5 comments on “Parshat Mishpatim – On Milk and Meat

  1. elaine lesniak says:

    Dear Howard,

    How is the packing going and do you need any help with anything,let me know please

    I love reading your morning posts, I’m excited by your level of analysis and detail and interest in so many aspects of culture, politics, health and the arts, it’s so refreshing to wake up with that intellectual stimulation shabbat shalom,

    Elaine Sent from my iPhone


  2. Ira Basen says:

    Hi Howard:
    Interesting post. However, I do have to take exception with this statement…
    “the evidence clearly indicated that 90% of the protesters were vaccinated and some of the others joined the opposition not because they opposed vaccination but because of justice ethics and the insistence that those in need in other countries should get the vaccine before they do. What we are witnessing is critical thinking on both sides”
    I’m wondering what evidence you have that 90% of the protesters are vaccinated. It’s true that apparently 90% of Canadian truckers are vaccinated, but I’d be curious how anyone can determine what percentage of protesters are vaccinated. The Canadian Trucking Alliance has condemned the protest, which leads me to think the protesters are not a representative sample of drivers.
    Second, I haven’t seen any indication that these “freedom fighters” are heading to Ottawa in the cause of “justice ethics.” What evidence do you have that they support vaccinations elsewhere in the world?
    Third, can you give me an example of “critical thinking” being demonstrated by members of the “freedom convoy”? I must have missed it.
    I believe the problem here stems from your mis-characterization of Trudeau’s comments. When he called people misogynists, fringe types and racists, he was speaking specifically of the people in the convoy, not of his “opponents” who might object to vaccinations for a variety of reasons.

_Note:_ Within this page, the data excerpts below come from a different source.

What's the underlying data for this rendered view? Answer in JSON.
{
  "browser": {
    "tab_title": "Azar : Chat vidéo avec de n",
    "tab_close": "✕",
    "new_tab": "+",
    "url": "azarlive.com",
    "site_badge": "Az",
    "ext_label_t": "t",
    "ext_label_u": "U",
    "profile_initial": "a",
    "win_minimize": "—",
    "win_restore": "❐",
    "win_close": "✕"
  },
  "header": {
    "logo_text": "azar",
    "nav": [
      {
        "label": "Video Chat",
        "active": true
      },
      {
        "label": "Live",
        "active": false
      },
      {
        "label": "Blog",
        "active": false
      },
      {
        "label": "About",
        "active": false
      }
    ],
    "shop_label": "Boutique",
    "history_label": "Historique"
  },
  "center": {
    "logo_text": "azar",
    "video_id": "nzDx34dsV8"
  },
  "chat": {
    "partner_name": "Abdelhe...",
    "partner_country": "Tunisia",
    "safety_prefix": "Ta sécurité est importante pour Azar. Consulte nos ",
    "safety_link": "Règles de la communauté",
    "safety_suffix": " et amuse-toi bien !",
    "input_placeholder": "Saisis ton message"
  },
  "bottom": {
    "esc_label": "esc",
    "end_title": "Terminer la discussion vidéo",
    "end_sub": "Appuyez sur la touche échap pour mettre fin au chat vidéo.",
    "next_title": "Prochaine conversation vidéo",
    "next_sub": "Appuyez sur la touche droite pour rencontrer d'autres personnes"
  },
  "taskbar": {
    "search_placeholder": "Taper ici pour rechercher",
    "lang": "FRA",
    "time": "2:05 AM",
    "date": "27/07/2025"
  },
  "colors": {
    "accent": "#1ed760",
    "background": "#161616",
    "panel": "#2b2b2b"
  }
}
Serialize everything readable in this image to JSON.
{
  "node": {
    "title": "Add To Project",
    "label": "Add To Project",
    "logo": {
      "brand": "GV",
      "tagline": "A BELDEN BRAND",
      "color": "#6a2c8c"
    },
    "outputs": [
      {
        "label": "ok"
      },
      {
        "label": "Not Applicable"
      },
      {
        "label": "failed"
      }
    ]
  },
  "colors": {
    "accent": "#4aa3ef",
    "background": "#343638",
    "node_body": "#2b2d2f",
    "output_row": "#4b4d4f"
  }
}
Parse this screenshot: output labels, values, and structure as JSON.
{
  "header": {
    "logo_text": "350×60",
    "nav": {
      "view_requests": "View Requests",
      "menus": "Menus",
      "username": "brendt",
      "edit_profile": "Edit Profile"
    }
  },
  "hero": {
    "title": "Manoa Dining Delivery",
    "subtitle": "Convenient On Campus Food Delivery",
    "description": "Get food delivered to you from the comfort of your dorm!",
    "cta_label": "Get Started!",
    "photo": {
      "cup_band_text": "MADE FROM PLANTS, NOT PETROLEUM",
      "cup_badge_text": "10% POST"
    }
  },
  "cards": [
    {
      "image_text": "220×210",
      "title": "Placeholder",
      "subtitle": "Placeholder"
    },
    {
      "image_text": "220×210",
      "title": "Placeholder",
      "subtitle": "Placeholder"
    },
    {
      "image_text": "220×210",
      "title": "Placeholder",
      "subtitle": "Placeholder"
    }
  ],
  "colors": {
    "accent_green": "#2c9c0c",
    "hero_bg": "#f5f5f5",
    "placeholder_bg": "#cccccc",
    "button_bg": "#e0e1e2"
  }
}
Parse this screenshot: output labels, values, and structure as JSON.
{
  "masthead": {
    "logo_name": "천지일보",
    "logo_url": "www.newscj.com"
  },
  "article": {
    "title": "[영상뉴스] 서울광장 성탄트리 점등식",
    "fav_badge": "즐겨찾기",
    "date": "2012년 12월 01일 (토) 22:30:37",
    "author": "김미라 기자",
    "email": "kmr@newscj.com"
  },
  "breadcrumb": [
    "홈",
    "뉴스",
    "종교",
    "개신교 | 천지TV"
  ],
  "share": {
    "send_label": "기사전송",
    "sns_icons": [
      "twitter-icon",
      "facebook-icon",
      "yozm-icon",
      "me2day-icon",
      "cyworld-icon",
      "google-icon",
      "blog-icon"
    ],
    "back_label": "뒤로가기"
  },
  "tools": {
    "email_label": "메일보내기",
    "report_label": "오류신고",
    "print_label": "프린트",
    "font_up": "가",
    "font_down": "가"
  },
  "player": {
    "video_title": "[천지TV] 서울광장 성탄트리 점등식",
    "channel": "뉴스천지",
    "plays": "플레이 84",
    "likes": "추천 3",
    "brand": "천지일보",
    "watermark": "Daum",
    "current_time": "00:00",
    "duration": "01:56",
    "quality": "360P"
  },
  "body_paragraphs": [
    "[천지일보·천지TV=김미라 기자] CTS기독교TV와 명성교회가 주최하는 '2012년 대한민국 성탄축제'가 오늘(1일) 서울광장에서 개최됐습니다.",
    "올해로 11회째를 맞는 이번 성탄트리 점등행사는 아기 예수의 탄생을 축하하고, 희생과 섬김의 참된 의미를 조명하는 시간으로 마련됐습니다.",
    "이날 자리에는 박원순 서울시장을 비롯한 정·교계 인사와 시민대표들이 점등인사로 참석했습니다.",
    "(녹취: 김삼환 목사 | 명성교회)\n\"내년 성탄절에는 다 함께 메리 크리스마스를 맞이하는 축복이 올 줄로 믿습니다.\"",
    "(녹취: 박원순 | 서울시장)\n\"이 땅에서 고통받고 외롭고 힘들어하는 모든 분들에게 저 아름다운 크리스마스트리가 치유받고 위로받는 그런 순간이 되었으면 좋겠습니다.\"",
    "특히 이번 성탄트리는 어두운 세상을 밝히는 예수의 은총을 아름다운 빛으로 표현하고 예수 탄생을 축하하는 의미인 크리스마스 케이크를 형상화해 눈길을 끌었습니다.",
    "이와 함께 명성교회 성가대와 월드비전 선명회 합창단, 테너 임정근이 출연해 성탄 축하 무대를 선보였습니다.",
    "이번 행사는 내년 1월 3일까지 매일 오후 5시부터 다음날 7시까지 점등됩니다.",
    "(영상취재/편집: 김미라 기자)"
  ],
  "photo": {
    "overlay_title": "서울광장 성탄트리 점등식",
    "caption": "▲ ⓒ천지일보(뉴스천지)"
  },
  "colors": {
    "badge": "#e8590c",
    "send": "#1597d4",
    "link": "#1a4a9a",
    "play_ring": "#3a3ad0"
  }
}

The Prime Minister was careful to make that distinction and I think you need to do that as well. I’m not sure you really want to be providing intellerctual cover for these people. The “freedom” that they are advocating for is the freedom to infect other people.
    Finally, as to Fauci….. his “moron” comment was actually not directed at someone questioning his support for vaccines. At a Senate hearing, he was challenged by a Senator from Kansas for failing to provide records of his past and present financial investments. Fauci responded by saying that his financial disclosure records have been available for 37 years, as is required by federal law, and he couldn’t understand how the Senator wouldn’t know that before making that accusation. Sounds like a moron to me.

  3. John Morrissey says:

    Hi Howard

    Re: restaurant

    Was that a restaurant on Elizabeth Street called Kwong Chow? I used to eat there, every so often, in about 1974 – early 1976. My main memory is that they had an 85 cent lunch on weekdays! That was a bargain in the mid 1970s.


  4. No. Kwong Chow was much more famous. In any case, Kwong Chow opened when I was in university. The incident I wrote about took place five years earlier.